Total housing inventory fell 4.2 percent at the end of June to 4.20 million existing homes available for sale, which represents an 8.8-month supply at the current sales pace, the same as a downwardly revised 8.8-month supply in May
Other sources have reported that inventory levels have increased, and I do expect inventories to continue to rise somewhat through the summer. I also expect the months of supply (inventory / sales) to continue to rise as sales decline. And more bad news: the number of REOs (bank Real Estate Owned) will certainly increase dramatically in the coming year. That sounds grim, but the good news is we might be nearing the peak of existing home inventory in raw numbers - and that could be the first baby step towards a bottom.

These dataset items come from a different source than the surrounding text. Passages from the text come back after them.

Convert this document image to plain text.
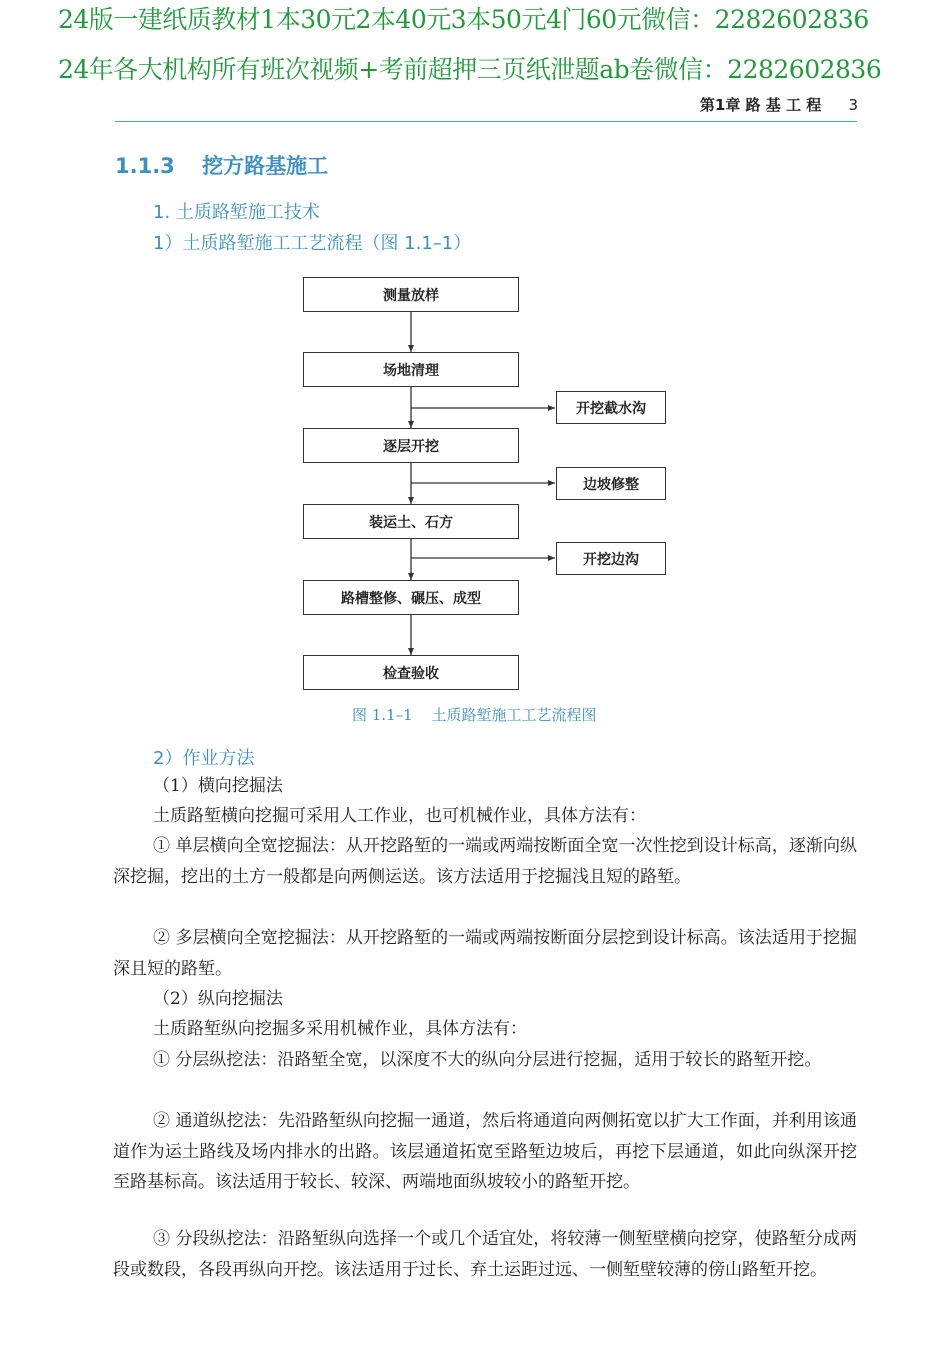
24版一建纸质教材1本30元2本40元3本50元4门60元微信：2282602836
24年各大机构所有班次视频+考前超押三页纸泄题ab卷微信：2282602836
第1章 路 基 工 程 3
1.1.3 挖方路基施工
1. 土质路堑施工技术
1）土质路堑施工工艺流程（图 1.1–1）
测量放样
场地清理
逐层开挖
装运土、石方
路槽整修、碾压、成型
检查验收
开挖截水沟
边坡修整
开挖边沟
图 1.1–1 土质路堑施工工艺流程图
2）作业方法
（1）横向挖掘法
土质路堑横向挖掘可采用人工作业，也可机械作业，具体方法有：
① 单层横向全宽挖掘法：从开挖路堑的一端或两端按断面全宽一次性挖到设计标高，逐渐向纵深挖掘，挖出的土方一般都是向两侧运送。该方法适用于挖掘浅且短的路堑。
② 多层横向全宽挖掘法：从开挖路堑的一端或两端按断面分层挖到设计标高。该法适用于挖掘深且短的路堑。
（2）纵向挖掘法
土质路堑纵向挖掘多采用机械作业，具体方法有：
① 分层纵挖法：沿路堑全宽，以深度不大的纵向分层进行挖掘，适用于较长的路堑开挖。
② 通道纵挖法：先沿路堑纵向挖掘一通道，然后将通道向两侧拓宽以扩大工作面，并利用该通道作为运土路线及场内排水的出路。该层通道拓宽至路堑边坡后，再挖下层通道，如此向纵深开挖至路基标高。该法适用于较长、较深、两端地面纵坡较小的路堑开挖。
③ 分段纵挖法：沿路堑纵向选择一个或几个适宜处，将较薄一侧堑壁横向挖穿，使路堑分成两段或数段，各段再纵向开挖。该法适用于过长、弃土运距过远、一侧堑壁较薄的傍山路堑开挖。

Another piece of potential good news is that it appears the homeowner vacancy rate (from the Census Bureau) might have peaked.

Homeowner Vacancy RateClick on graph for larger image.

This graph shows the homeowner vacancy rate since 1956. A normal rate for recent years appears to be about 1.7%. There is some noise in the series, quarter to quarter, but it does appear the decline in Q2 was statistically significant.

Rental Vacancy Rate
The rental vacancy rate has been trending down for almost 3 years (with some noise). This was due to a decline in the total number of rental units in 2004, and more recently due to more households choosing renting over owning.

These vacancy rates are very high, but it does appear the rates have stopped climbing and - at least for rental vacancies - has started to decline. As starts decline (see Forecast: Housing Starts), inventory should stabilize and then decline, and the vacancy rates should slowly decline. More baby steps toward the eventual bottom.

Caution: the above signs are very tentative.

Residential Investment as a percent of GDP

Residential Investment as Percent of GDP
The final graph shows historical RI as a percent of GDP (blue) and a rough forecast (red). My current view is that RI will bottom in 2008 (red circle).

Just as we watched housing as a leading indicator for the economy on the downside, we should also watch investment in housing as an indicator that the economy is bottoming and starting to recover. (I'll post my view on the overall economy this week).

Note: although I expect housing to bottom in '08 by these measures, I don't expect a quick rebound in housing investment.

To repeat: I expect housing to be crushed in the coming months. But it might be time to start looking ahead to the bottom in residential investment.